The video explains that dishwashers sold in 110V countries often has a hot water connection as it's too slow heating water off a 110V/10A circuit so it is more efficent to utilise the hot water pipes. However we live in NZ, a 230V country so we get dishwashers that can heat water from cold fine off a 230V/10A circuit so no need for a hot water connection.
Modern heat pump dishwashers will heat water on 110V just fine, but you are looking at 3 hour wash/dry times anyways. My Bosch isn’t connected to hot water and even has a sanitize mode.
Bosch dishwashers have something they call a “heat pump” that is a water pump that also heats the water with resistance heat. It’s not any more efficient than the normal heating coils in every other dishwasher, and it isn’t a “heat pump” that uses a refrigeration cycle (as one would use to e.g. heat their house).
We’re talking about heating the water, not drying. The discussion started with regards to energy used to heat water vs. using water from the hot water tap.
I feel like it's probably pointless. The dishwasher will be full of water before the hot water starts coming out the pipe. Depending on how far the dishwasher is from the water heater I guess.
In most kitchens I've seen, the dishwasher is pretty close to the sink. In fact the sink and the dishwasher often share a shut-off valve. So if you run the water at the sink until it's hot, then start the dishwasher, it will get hot water.
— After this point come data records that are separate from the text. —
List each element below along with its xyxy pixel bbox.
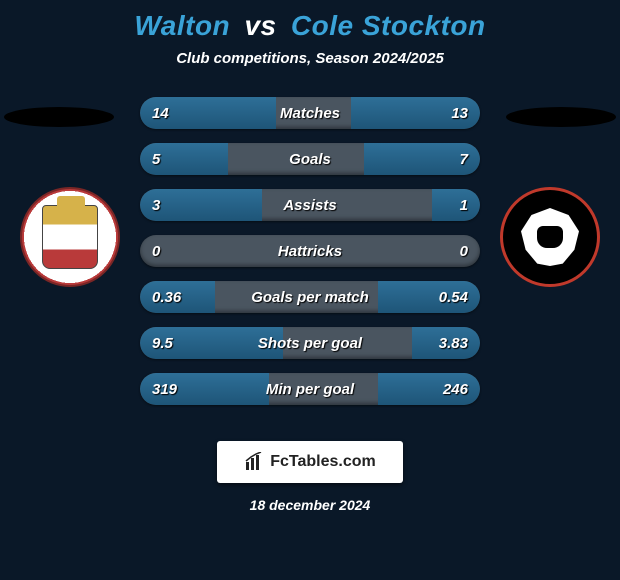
stat-label: Matches — [140, 97, 480, 129]
stat-label: Goals — [140, 143, 480, 175]
stat-row: 9.53.83Shots per goal — [140, 327, 480, 359]
player1-name: Walton — [134, 10, 230, 41]
stat-label: Min per goal — [140, 373, 480, 405]
vs-text: vs — [244, 10, 276, 41]
stat-row: 57Goals — [140, 143, 480, 175]
stat-bars: 1413Matches 57Goals 31Assists 00Hattricks 0.… — [140, 97, 480, 419]
shadow-right — [506, 107, 616, 127]
stat-row: 0.360.54Goals per match — [140, 281, 480, 313]
club-badge-left — [20, 187, 120, 287]
fctables-logo: FcTables.com — [217, 441, 403, 483]
stat-label: Assists — [140, 189, 480, 221]
stat-label: Goals per match — [140, 281, 480, 313]
stat-row: 31Assists — [140, 189, 480, 221]
title-row: Walton vs Cole Stockton Club competition… — [0, 0, 620, 67]
subtitle: Club competitions, Season 2024/2025 — [0, 50, 620, 67]
shadow-left — [4, 107, 114, 127]
chart-icon — [244, 452, 264, 472]
stat-label: Shots per goal — [140, 327, 480, 359]
stat-label: Hattricks — [140, 235, 480, 267]
stat-row: 319246Min per goal — [140, 373, 480, 405]
crest-icon — [42, 205, 98, 269]
stat-row: 00Hattricks — [140, 235, 480, 267]
date-text: 18 december 2024 — [0, 497, 620, 513]
stat-row: 1413Matches — [140, 97, 480, 129]
comparison-title: Walton vs Cole Stockton — [0, 10, 620, 42]
club-badge-right — [500, 187, 600, 287]
logo-text: FcTables.com — [270, 453, 376, 471]
content-area: 1413Matches 57Goals 31Assists 00Hattricks 0.… — [0, 97, 620, 417]
player2-name: Cole Stockton — [291, 10, 486, 41]
lion-icon — [521, 208, 579, 266]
Problem is, that most dishwashers have a prewash and a main wash. By the time the prewash is finished and the main wash starts, the water in the supply line will have cooled off quite a bit.
Is that the point of the air gap? I can't even get a straight answer from plumbers on what it's for. I don't see how that could possibly help with a clogged drain, just seems like a secondary point for the drain water to come out.
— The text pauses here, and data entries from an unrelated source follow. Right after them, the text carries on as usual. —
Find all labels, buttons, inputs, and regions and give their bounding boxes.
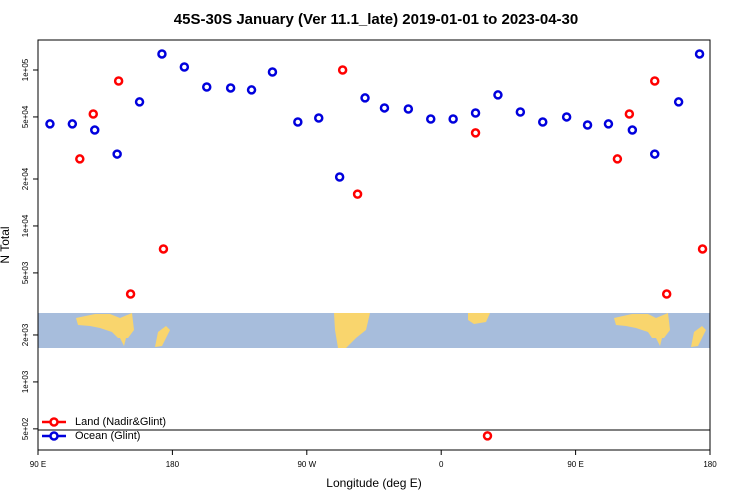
plot-frame — [37, 39, 711, 451]
point — [624, 109, 635, 119]
point — [697, 244, 708, 254]
x-tick-label: 90 W — [297, 460, 316, 469]
legend-label: Ocean (Glint) — [75, 430, 140, 442]
point — [612, 154, 623, 164]
y-tick-label: 1e+03 — [21, 370, 30, 393]
point — [493, 90, 503, 100]
x-tick-label: 90 E — [567, 460, 583, 469]
point — [403, 104, 414, 114]
legend-marker — [49, 431, 59, 441]
point — [515, 107, 526, 117]
point — [246, 85, 257, 95]
point — [313, 113, 324, 123]
point — [134, 97, 145, 107]
point — [75, 154, 85, 164]
point — [67, 119, 78, 129]
x-tick-label: 180 — [166, 460, 180, 469]
legend-label: Land (Nadir&Glint) — [75, 416, 166, 428]
y-axis-label: N Total — [0, 226, 12, 263]
point — [448, 114, 458, 124]
point — [627, 125, 638, 135]
y-tick-label: 1e+05 — [21, 58, 30, 81]
x-tick-label: 0 — [439, 460, 444, 469]
y-tick-label: 5e+02 — [21, 417, 30, 440]
point — [603, 119, 614, 129]
point — [293, 117, 303, 127]
point — [470, 108, 481, 118]
y-tick-label: 2e+03 — [21, 323, 30, 346]
point — [649, 149, 660, 159]
point — [337, 65, 348, 75]
point — [179, 62, 190, 72]
point — [425, 114, 436, 124]
point — [482, 431, 493, 441]
point — [201, 82, 212, 92]
point — [582, 120, 593, 130]
point — [45, 119, 55, 129]
point — [334, 172, 345, 182]
point — [649, 76, 660, 86]
point — [112, 149, 122, 159]
point — [113, 76, 124, 86]
y-tick-label: 2e+04 — [21, 167, 30, 190]
x-axis-label: Longitude (deg E) — [326, 476, 421, 490]
chart-title: 45S-30S January (Ver 11.1_late) 2019-01-… — [174, 11, 578, 28]
y-tick-label: 5e+03 — [21, 261, 30, 284]
legend-marker — [49, 417, 59, 427]
point — [360, 93, 370, 103]
point — [470, 128, 481, 138]
point — [267, 67, 278, 77]
point — [694, 49, 705, 59]
point — [89, 125, 100, 135]
point — [158, 244, 169, 254]
y-tick-label: 5e+04 — [21, 105, 30, 128]
point — [561, 112, 572, 122]
point — [125, 289, 136, 299]
point — [225, 83, 236, 93]
point — [88, 109, 99, 119]
point — [661, 289, 672, 299]
point — [352, 189, 363, 199]
x-tick-label: 90 E — [30, 460, 46, 469]
map-strip — [38, 313, 710, 348]
point — [379, 103, 390, 113]
y-tick-label: 1e+04 — [21, 214, 30, 237]
point — [537, 117, 548, 127]
point — [157, 49, 167, 59]
point — [673, 97, 684, 107]
x-tick-label: 180 — [703, 460, 717, 469]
I'm fairly sure the point of air gaps on drainage is to prevent sewerage water from backing up in to appliances if the sewerage line is blocked. It will instead spill on the floor where it will be more easily noticed and cleaned.
That’s exactly what it’s for. If you block the sink drain and fill it with water, you can have water flow down the dishwasher drain hose and into the sump in the dishwasher. If that happens during the rinse cycle you’re rinsing with grey water.
Pumped out water has to go somewhere . With the airgap, it will either back out your garbage disposal or pour out your airgap into the sink basin, depending on the location of the blockage.
The airgap causes the pump to be physically incapable of backfeeding the drinking water supply with dishwasher waste
iirc its less about contaminating drinking water (there is a valve and pump to get through. rather tricky) and more about waste getting into dishwasher during cycle and you getting contaminated dishes.
my wife once decided to dump into garbage disposal a bunch of uncooked broccoli at once. it clogged garbage disposal and drain. when i tried to unclog it with plunger it backed into dishwasher (was hooked directly to garbage disposal bypassing airgap). took me hour to get everything out of dishwasher.
Thus the video's advice (also in my dishwasher's manual) is to run the water from a nearby sink until it's hot before starting the dishwasher. Because it helps significantly to get hot water at the input when US dishwashers are limited to 1200W of heating.
When I do the dishes I hand wash those that can't be put in the dishwasher before I start the dishwasher. This ensures that the water that goes into the dishwasher is already hot.
I don't think the dishwasher will be "full of water" as it doesn't actually fill up - rather, it only uses 2 gallons maximum per cycle, about the amount that would be the bottom of basin of the washer.
That's what I meant. The water drawn from the dishwasher is small enough to not even purge the cold water from the line in many houses. So you would just be wasting heat by filling the pipe with hot water while only taking the cold water from it.
This seems like something that only makes sense when water is scarce but electricity is cheap. You’d be constantly losing heat to the poorly insulated pipes.